Spiritual Formation

Wednesday, March 07, 2007

The redemption of. . .Everything?

"To suggest that the sin of man so corrupted his creation that God cannot fix it but can only junk it in favor of some other world is to say that ultimately the kingdom of evil is more powerful than the kingdom of God. It makes sin more powerfulthan redemption, and Satan the victor over God. Reducing the gospel to a strictly spiritual dimension of human existence concedes everything outside of that dimension to the enemy."

-- Michael D. Williams, Far as the Curse is Found: The Covenant Story of Redemption (2005)

One of the great truths that I've embraced over the past ten years or so in a real way is the simple fact that the gospel does more than just redeem man's heart. The good news that God delivers through His son Jesus is that God is making aright all that is wrong with the world. His intent is to redeem all of creation and reverse the effects of the fall. The kingdom of God should never be reduced to some place that's outside of the time/space universe as we know it. The deep truth of the incarnation is that God in the form of Jesus has landed in enemy-occupied territory and is seeking to take back what was rightly His to begin with.

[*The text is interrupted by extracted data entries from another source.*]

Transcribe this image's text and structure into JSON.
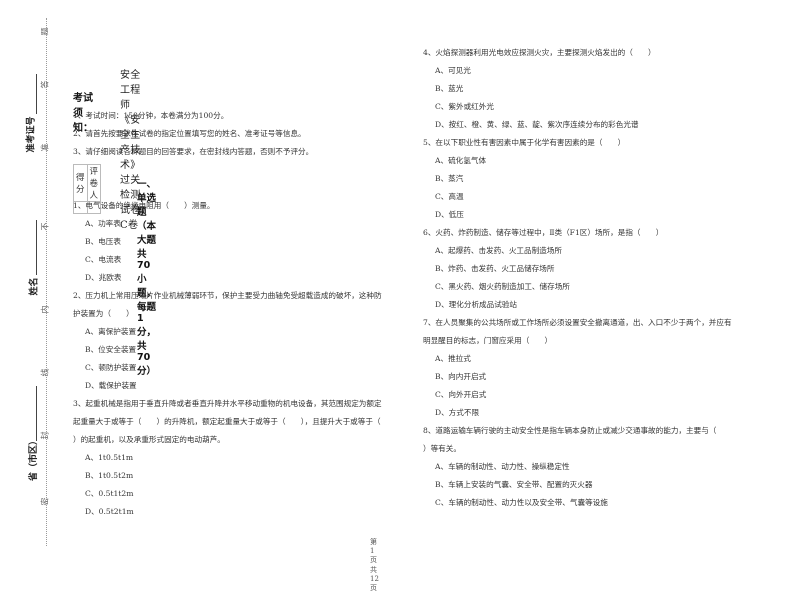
{
  "binding": {
    "seal_chars": [
      "题",
      "答",
      "准",
      "不",
      "内",
      "线",
      "封",
      "密"
    ],
    "fields": [
      {
        "label": "准考证号"
      },
      {
        "label": "姓名"
      },
      {
        "label": "省（市区）"
      }
    ]
  },
  "exam": {
    "title": "安全工程师《安全生产技术》过关检测试卷C卷",
    "notice_heading": "考试须知：",
    "notices": [
      "1、考试时间：150分钟，本卷满分为100分。",
      "2、请首先按要求在试卷的指定位置填写您的姓名、准考证号等信息。",
      "3、请仔细阅读各种题目的回答要求，在密封线内答题，否则不予评分。"
    ],
    "score_table": {
      "score_label": "得分",
      "grader_label": "评卷人"
    },
    "section_heading": "一、单选题（本大题共70小题，每题1分，共70分）"
  },
  "questions": [
    {
      "lines": [
        "1、电气设备的绝缘电阻用（　　）测量。"
      ],
      "options": [
        "A、功率表",
        "B、电压表",
        "C、电流表",
        "D、兆欧表"
      ]
    },
    {
      "lines": [
        "2、压力机上常用压塌片作业机械薄弱环节，保护主要受力曲轴免受超载造成的破坏，这种防",
        "护装置为（　　）"
      ],
      "options": [
        "A、离保护装置",
        "B、位安全装置",
        "C、顿防护装置",
        "D、载保护装置"
      ]
    },
    {
      "lines": [
        "3、起重机械是指用于垂直升降或者垂直升降并水平移动重物的机电设备，其范围规定为额定",
        "起重量大于或等于（　　）的升降机，额定起重量大于或等于（　　），且提升大于或等于（",
        "）的起重机，以及承重形式固定的电动葫芦。"
      ],
      "options": [
        "A、1t0.5t1m",
        "B、1t0.5t2m",
        "C、0.5t1t2m",
        "D、0.5t2t1m"
      ]
    },
    {
      "lines": [
        "4、火焰探测器利用光电效应探测火灾，主要探测火焰发出的（　　）"
      ],
      "options": [
        "A、可见光",
        "B、蓝光",
        "C、紫外或红外光",
        "D、按红、橙、黄、绿、蓝、靛、紫次序连续分布的彩色光谱"
      ]
    },
    {
      "lines": [
        "5、在以下职业性有害因素中属于化学有害因素的是（　　）"
      ],
      "options": [
        "A、硫化氢气体",
        "B、蒸汽",
        "C、高温",
        "D、低压"
      ]
    },
    {
      "lines": [
        "6、火药、炸药制造、储存等过程中，Ⅱ类（F1区）场所，是指（　　）"
      ],
      "options": [
        "A、起爆药、击发药、火工品制造场所",
        "B、炸药、击发药、火工品储存场所",
        "C、黑火药、烟火药制造加工、储存场所",
        "D、理化分析成品试验站"
      ]
    },
    {
      "lines": [
        "7、在人员聚集的公共场所或工作场所必须设置安全撤离通道，出、入口不少于两个，并应有",
        "明显醒目的标志，门窗应采用（　　）"
      ],
      "options": [
        "A、推拉式",
        "B、向内开启式",
        "C、向外开启式",
        "D、方式不限"
      ]
    },
    {
      "lines": [
        "8、道路运输车辆行驶的主动安全性是指车辆本身防止或减少交通事故的能力，主要与（",
        "）等有关。"
      ],
      "options": [
        "A、车辆的制动性、动力性、操纵稳定性",
        "B、车辆上安装的气囊、安全带、配置的灭火器",
        "C、车辆的制动性、动力性以及安全带、气囊等设施"
      ]
    }
  ],
  "footer": {
    "page_text": "第 1 页 共 12 页"
  }
}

C.S. Lewis hits on this kind of holistic redemption when he speaks of Aslan's return to Narnia in the Lion, the Witch and the Wardrobe. It's like Aslan's presence begins changing everything. Not just the allegience of those held captive in Narnia. . .but Narnia itself begins to wonderously change. In the same way, the presence of Jesus on earth displays the good news that God is at work healing all the physical ills of this world and even reversing the affects of a world that held in bondage to death. This is why physical resurrection is so powerful. In Jesus both the physical and non-physcial curse of the fall (death) has been reversed. The gospel is powerfully at work redeeming ALL things.

What impact does this understanding play in how we view the physical world around us? our earth? Our own bodies? If the gospel is not relegated exclusively to the non-physical realm, what implications does this have in our physical lives?

1 Comments:

  • It means that to enjoy a sunny morning, coffee in hand, in a field playing fetch with my dog is a sacred moment. That this life and this world has true meaning and significance. I am so glad to hear talk about redemption that is broader than "going to heaven when you die".